Educational flexibility
No time constraints. You can contribute and use the content at your own pace.

Who contributes?

Anyone is free to contribute. One of the best ways to learn about something is to teach it to someone else. Challenge yourself to see how well you really know the material. This site gives you the chance to use and work on a textbook devoted to the subject you are studying. And it's free!
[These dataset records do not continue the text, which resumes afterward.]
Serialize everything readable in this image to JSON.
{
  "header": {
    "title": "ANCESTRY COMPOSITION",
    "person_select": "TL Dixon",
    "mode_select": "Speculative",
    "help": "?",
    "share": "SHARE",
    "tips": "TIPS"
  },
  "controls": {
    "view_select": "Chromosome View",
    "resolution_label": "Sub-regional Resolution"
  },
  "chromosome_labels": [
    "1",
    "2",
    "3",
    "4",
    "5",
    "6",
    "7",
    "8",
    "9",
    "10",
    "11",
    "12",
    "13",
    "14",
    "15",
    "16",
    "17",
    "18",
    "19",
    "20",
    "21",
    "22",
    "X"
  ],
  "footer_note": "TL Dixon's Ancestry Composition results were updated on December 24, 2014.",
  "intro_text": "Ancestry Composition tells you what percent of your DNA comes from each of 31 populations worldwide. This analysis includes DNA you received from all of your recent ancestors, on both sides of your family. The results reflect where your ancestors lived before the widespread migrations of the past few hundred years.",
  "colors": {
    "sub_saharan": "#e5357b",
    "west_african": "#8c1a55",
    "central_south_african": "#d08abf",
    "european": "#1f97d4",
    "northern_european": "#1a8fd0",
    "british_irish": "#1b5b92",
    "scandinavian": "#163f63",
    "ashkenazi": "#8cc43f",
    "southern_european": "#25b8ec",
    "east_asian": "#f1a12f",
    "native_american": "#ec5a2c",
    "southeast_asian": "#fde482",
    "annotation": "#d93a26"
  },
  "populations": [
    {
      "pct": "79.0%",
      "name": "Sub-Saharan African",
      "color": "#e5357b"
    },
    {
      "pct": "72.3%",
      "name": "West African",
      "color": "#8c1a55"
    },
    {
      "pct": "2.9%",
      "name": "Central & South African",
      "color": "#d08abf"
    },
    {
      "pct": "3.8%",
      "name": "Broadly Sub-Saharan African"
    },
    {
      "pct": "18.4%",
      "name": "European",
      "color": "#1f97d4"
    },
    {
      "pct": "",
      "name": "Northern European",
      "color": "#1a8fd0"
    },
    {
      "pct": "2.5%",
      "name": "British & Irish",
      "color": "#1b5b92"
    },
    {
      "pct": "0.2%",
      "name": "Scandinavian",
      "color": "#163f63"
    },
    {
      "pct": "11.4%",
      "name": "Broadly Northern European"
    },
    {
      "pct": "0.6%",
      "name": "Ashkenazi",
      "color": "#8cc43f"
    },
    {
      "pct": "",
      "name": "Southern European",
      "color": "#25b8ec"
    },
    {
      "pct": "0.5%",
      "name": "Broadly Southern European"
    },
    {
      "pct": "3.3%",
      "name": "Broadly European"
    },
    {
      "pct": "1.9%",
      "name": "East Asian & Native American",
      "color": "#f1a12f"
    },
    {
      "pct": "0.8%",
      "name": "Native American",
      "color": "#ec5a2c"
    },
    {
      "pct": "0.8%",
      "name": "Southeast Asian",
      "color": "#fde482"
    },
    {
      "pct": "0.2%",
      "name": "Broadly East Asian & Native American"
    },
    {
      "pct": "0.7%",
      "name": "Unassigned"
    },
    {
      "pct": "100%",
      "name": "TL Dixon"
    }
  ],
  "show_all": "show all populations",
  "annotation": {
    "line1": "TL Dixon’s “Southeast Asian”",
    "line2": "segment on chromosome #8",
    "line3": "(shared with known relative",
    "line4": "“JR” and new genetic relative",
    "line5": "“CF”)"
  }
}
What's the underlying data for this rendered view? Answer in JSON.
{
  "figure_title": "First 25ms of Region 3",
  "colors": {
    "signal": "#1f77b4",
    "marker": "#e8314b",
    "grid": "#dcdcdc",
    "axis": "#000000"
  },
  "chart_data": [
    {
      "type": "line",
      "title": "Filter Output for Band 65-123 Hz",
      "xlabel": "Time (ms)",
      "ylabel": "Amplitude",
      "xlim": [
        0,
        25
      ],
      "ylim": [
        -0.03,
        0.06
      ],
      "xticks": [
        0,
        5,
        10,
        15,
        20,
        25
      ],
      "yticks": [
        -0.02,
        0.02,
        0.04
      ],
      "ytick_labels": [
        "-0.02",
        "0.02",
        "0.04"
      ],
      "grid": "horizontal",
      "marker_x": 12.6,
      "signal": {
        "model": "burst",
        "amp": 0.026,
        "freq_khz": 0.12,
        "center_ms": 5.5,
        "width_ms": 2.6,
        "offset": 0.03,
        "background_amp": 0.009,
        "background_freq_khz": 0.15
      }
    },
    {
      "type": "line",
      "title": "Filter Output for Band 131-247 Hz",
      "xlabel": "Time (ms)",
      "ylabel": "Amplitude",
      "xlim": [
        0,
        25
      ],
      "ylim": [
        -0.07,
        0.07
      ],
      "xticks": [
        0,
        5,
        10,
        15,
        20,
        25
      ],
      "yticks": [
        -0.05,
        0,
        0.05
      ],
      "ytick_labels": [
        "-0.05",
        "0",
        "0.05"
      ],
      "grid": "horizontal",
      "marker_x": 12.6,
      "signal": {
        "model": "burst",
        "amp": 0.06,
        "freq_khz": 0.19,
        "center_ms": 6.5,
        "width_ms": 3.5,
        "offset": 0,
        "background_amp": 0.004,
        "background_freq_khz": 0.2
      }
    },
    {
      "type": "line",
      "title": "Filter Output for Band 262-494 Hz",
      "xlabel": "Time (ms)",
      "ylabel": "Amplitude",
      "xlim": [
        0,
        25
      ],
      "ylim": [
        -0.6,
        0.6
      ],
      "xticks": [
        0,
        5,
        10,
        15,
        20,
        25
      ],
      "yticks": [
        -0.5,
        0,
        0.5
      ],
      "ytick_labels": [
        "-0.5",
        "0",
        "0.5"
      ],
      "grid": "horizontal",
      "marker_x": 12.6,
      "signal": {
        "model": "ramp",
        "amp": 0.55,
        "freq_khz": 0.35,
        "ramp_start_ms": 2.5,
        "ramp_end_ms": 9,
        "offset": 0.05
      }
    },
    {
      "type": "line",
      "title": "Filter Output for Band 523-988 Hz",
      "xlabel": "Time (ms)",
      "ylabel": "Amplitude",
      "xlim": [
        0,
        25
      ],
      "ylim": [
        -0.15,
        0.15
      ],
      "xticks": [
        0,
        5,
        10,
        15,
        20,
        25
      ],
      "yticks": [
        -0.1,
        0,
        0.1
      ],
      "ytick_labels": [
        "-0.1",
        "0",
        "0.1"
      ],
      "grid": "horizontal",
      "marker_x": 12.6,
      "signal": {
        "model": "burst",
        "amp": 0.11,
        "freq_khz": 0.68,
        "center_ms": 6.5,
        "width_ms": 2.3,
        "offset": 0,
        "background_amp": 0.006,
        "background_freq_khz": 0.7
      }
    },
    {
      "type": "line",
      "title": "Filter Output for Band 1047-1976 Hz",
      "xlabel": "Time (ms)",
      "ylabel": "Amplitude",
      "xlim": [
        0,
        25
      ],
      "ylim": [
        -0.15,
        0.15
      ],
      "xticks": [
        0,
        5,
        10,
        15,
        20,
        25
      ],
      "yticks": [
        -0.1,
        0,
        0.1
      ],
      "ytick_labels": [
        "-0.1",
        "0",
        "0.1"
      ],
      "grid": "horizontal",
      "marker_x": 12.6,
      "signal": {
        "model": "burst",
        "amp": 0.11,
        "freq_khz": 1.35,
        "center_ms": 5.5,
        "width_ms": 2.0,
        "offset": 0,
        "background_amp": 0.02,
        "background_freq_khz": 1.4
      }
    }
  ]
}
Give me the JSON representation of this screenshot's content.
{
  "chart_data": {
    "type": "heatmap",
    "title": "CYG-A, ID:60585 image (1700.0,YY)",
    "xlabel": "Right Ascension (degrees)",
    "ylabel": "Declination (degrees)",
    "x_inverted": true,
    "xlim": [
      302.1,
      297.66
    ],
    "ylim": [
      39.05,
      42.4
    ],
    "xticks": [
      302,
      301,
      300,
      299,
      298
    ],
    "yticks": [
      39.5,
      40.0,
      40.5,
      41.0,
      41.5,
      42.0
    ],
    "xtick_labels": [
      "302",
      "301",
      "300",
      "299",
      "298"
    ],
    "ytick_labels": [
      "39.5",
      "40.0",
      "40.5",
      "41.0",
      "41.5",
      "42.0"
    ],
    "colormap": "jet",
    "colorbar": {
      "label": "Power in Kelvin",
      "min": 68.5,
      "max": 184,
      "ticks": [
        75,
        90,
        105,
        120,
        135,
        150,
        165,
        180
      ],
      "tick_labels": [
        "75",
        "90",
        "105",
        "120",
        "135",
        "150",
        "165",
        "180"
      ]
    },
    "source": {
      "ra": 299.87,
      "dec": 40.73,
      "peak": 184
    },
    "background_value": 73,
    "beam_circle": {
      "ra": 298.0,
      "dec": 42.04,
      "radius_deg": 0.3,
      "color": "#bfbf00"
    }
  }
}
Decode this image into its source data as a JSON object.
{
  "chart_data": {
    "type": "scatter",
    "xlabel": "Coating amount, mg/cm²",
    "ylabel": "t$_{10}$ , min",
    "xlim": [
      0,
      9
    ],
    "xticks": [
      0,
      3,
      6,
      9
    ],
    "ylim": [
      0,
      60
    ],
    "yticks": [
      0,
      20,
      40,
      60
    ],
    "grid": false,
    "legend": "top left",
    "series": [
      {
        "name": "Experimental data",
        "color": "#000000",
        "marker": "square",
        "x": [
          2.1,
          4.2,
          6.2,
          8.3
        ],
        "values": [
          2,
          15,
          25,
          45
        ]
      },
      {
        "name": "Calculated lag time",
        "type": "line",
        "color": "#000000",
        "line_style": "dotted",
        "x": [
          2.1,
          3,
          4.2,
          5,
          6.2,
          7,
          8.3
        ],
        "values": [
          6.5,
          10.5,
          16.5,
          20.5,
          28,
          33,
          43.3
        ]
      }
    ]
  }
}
In just a few short years and entirely through volunteer efforts, Wikipedia has become one of the leading encyclopedias on the web. (Wikipedia has more traffic than Encyclopedia Britannica online!) Wikibooks seeks to replicate this success in as much time.
All of the material developed on this site is released under a license that guarantees that the information remains free forever. Leave behind a tiny legacy with each bit you add to the open textbook project. It really is about giving back to humanity and helping yourself as you help your fellow human beings.
You know the times when you could have presented a topic better than the author of the textbook you are using. At Wikibooks teachers have the chance to take an active hand in how that information is organized and presented, and make a lasting contribution to the students in your classroom and around the world.
Teachers should also consider making the development of a textbook a class project. Students learn not only the subject matter at hand, but also the art of collaboration, and they establish contacts with other students from around the world. This is also a great learning activity for teachers themselves in that they can gain valuable insights into the ways that students perceive the topic.
Tired of searching for elusive reference texts scattered around the organization or budgeting for a new round of reference data every few months to years depending upon the volatility of your field? Material placed here and eventually crosschecked by many users is now only a click away if you have good Internet access. Unlike your physical reference library, it may also be viewable on your portable computer during field excursions.
Industry leaders
You need today's students to be prepared for tomorrow's workplace. Help get that knowledge into their hands today, and it will be stored in a place that they can always go back to refer to it.

Why not to contribute?

Sometimes, there may be reasons not to contribute. These might be:

Legal reasons
If you are not in the position to provide material that can be licensed under the Creative Commons Attribution/Share-Alike License 3.0 and the GNU Free Documentation License, you can't contribute. You should own the copyright to the material you contribute or it must have a compatible license or be public domain. See Wikibooks:Copyrights for details. Never submit copyrighted material without permission from the copyright owner. (public domain is considered out of copyright).
Legal problems can come from areas where you wouldn't expect them. For example in some countries, like Germany, an employer has the legal right to all inventions done by an employee—even if done in the employee's spare time, and outside of the field of expertise for which the employee has been hired. This right prevents publication of ideas without an explicit agreement from the employer. Such things are often not mentioned in work contracts, because it is the law.
There is also an ugly trend in some countries and professions to require employees to sign some code of conduct or code of ethics. Having to adhere to some ethics in business is not a bad idea, but these codes often sneak in some restrictions of what (if anything at all) an employee is allowed to publish without an explicit (written) agreement from the company (e.g. the company's legal and PR departments).
Financial Reasons
If you want royalties or the exclusive right to profit from selling a book, do not contribute. Anyone can make money from selling textbooks available at Wikibooks as long as the terms of the Creative Commons Attribution/Share-Alike License 3.0 and the GNU Free Documentation License are followed.
If you want to retain control of your work evolution, distribution and use, do not contribute. Wikibooks is about collaboration, not ownership.